After his election, Kennedy skillfully cultivated a relationship with the press that he always worked to his advantage (the whole Camelot business, for example).

But Kennedy noted that the merging of the televised media with politics was not without its serious drawbacks, such as the fact that

It is a medium which lends itself to manipulation, exploitation and gimmicks. It can be abused by demagogs, by appeals to emotion and prejudice and ignorance. Political campaigns can be actually taken over by the “public relations” experts, who tell the candidate not only how to use TV but what to say, what to stand for and what “kind of person” to be. Political shows, like quiz shows, can be fixed-and sometimes are.

He was even more concerned about “financial cost,” and the inequality among candidates this may engender, as well as the necessity to rely on financial backers. Kennedy wrote (after seemingly gazing into his crystal ball): “If all parties and candidates are to have equal access to this essential and decisive campaign medium, without becoming deeply obligated to the big financial contributors … then the time has come when a solution must be found to this problem of TV costs.”

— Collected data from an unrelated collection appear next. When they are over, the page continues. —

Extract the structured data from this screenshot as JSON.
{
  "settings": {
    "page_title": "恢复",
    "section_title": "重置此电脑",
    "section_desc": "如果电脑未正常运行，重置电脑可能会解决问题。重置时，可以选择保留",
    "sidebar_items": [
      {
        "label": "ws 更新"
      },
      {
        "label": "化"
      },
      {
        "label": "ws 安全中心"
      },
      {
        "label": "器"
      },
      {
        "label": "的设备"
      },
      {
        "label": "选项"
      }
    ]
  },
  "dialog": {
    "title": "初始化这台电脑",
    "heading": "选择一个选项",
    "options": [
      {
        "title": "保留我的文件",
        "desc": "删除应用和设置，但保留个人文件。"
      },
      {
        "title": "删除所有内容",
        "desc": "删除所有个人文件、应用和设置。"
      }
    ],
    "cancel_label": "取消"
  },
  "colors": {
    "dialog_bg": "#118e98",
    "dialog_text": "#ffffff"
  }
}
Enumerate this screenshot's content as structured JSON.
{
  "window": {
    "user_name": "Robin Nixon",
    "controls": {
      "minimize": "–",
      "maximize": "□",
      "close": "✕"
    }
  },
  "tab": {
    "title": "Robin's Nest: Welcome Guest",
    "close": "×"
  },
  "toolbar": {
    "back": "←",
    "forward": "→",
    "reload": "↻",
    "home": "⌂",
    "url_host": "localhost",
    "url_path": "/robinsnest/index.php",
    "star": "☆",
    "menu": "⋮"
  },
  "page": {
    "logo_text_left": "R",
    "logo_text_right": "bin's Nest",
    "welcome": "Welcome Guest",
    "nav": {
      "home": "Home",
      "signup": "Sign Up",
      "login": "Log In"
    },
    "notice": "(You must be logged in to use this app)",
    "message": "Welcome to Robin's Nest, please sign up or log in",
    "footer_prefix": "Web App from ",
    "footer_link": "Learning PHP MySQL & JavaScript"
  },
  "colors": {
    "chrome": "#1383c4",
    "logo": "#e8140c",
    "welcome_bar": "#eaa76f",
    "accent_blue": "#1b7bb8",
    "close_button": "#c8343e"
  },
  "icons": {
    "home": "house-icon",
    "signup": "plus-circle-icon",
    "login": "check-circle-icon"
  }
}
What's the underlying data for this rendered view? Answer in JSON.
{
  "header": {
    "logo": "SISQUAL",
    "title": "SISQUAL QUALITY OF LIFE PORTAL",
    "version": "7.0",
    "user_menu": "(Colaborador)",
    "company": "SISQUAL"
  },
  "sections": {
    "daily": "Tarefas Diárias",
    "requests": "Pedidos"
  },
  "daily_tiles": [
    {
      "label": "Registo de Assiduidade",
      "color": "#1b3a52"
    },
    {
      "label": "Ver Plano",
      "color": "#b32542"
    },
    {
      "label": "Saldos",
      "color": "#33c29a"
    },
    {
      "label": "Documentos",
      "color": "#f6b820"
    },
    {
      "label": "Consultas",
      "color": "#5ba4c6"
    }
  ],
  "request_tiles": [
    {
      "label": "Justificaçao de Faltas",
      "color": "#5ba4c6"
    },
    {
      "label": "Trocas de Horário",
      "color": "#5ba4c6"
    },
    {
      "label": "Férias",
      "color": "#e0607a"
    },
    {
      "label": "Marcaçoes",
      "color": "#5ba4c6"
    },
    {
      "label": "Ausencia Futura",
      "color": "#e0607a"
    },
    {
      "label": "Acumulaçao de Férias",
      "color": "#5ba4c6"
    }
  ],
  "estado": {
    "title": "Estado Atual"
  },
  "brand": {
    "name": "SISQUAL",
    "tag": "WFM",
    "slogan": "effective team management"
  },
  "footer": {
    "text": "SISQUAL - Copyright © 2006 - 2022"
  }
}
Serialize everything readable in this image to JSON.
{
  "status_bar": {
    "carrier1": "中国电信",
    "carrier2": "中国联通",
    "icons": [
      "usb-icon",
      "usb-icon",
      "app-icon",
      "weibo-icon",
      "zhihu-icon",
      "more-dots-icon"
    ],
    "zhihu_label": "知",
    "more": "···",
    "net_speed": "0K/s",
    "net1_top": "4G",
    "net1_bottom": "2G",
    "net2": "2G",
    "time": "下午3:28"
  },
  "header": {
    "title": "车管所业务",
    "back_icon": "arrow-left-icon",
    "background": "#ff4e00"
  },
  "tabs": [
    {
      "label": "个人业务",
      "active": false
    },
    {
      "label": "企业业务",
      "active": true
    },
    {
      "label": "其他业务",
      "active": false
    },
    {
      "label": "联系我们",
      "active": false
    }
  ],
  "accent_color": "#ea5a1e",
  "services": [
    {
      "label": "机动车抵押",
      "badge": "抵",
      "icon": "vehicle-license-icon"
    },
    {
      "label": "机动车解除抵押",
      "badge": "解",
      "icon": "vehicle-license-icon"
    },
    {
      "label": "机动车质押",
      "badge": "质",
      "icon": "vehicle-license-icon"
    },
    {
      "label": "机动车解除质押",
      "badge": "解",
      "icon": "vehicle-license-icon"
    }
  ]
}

Of course, he didn’t get everything right in this article,

In the old days, many a seasoned politician counted among his most highly developed and useful talents his ability to dodge a reporter’s question, evade a “hot” issue and avoid a definite stand. But today a vast viewing public is able to detect such deception…

In truth, the ability to seem like one is answering a question without actually saying anything or taking a stand on the issue at hand is still a politician’s best friend, perhaps more so now than ever.